While the issue relating to providing government agencies access to email services from RIM is recent, the adoption of encryption technology in India can only be characterised by its ubiquity: right from consumer banking transactions to enterprises exchanging data between different offices and financial institutions conducting business with each other to government organisations, all use encryption technology in one form or the other.
And hence, any initiative to dilute the right of business and consumers to use encryption technology and, by extension, restrict suppliers to offer this technology will perforce lead to increased vulnerability for businesses on one hand, and loss of privacy to consumer on the other.
Any resolution to the quagmire posed by the issue at hand needs to address the trinity of stakeholders: government, business and consumers. While the government's position on security is consistent with the coercive security threats that India faces in general, there's a need for due recognition of the broader implications of technology adoption and need for security for all stakeholders.
There needs to be creative exploration on addressing the issues.
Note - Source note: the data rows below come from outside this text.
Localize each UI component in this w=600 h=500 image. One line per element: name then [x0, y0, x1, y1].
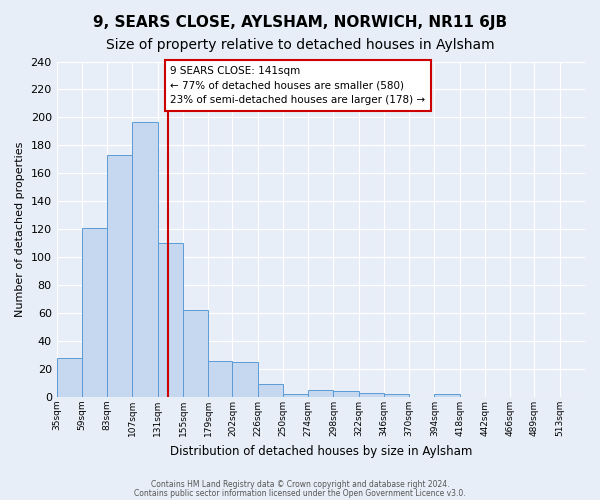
Text: 9, SEARS CLOSE, AYLSHAM, NORWICH, NR11 6JB: 9, SEARS CLOSE, AYLSHAM, NORWICH, NR11 6… — [93, 15, 507, 30]
Text: 9 SEARS CLOSE: 141sqm
← 77% of detached houses are smaller (580)
23% of semi-det: 9 SEARS CLOSE: 141sqm ← 77% of detached … — [170, 66, 425, 106]
Bar — [232, 362, 257, 397]
Bar — [283, 394, 308, 397]
Bar — [107, 155, 133, 397]
Y-axis label: Number of detached properties: Number of detached properties — [15, 142, 25, 317]
Bar — [384, 394, 409, 397]
Text: Contains public sector information licensed under the Open Government Licence v3: Contains public sector information licen… — [134, 488, 466, 498]
Text: Size of property relative to detached houses in Aylsham: Size of property relative to detached ho… — [106, 38, 494, 52]
Bar — [308, 390, 334, 397]
Bar — [257, 384, 283, 397]
Bar — [334, 392, 359, 397]
X-axis label: Distribution of detached houses by size in Aylsham: Distribution of detached houses by size … — [170, 444, 472, 458]
Bar — [82, 228, 107, 397]
Bar — [133, 122, 158, 397]
Bar — [434, 394, 460, 397]
Bar — [359, 393, 384, 397]
Bar — [158, 243, 183, 397]
Text: Contains HM Land Registry data © Crown copyright and database right 2024.: Contains HM Land Registry data © Crown c… — [151, 480, 449, 489]
Bar — [208, 360, 232, 397]
Bar — [56, 358, 82, 397]
Bar — [183, 310, 208, 397]
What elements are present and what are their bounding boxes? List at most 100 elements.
While requesting the wireless email service provider to host its relay station in India is one possibility, it is unlikely to provide any meaningful solution unless government agencies pierce open the encrypted data using decryption keys.
Given the fact that the decryption keys are system-generated and not available to anyone including RIM, the implied implication is for the government to ban encrypted services altogether, an implication fraught with severe negative consequences and risks for all concerned.
What is at stake is not the issue of access to emails on the on blackberry platform alone, rather it is the entire business economy and community of services that have been built around internet and wireless technology.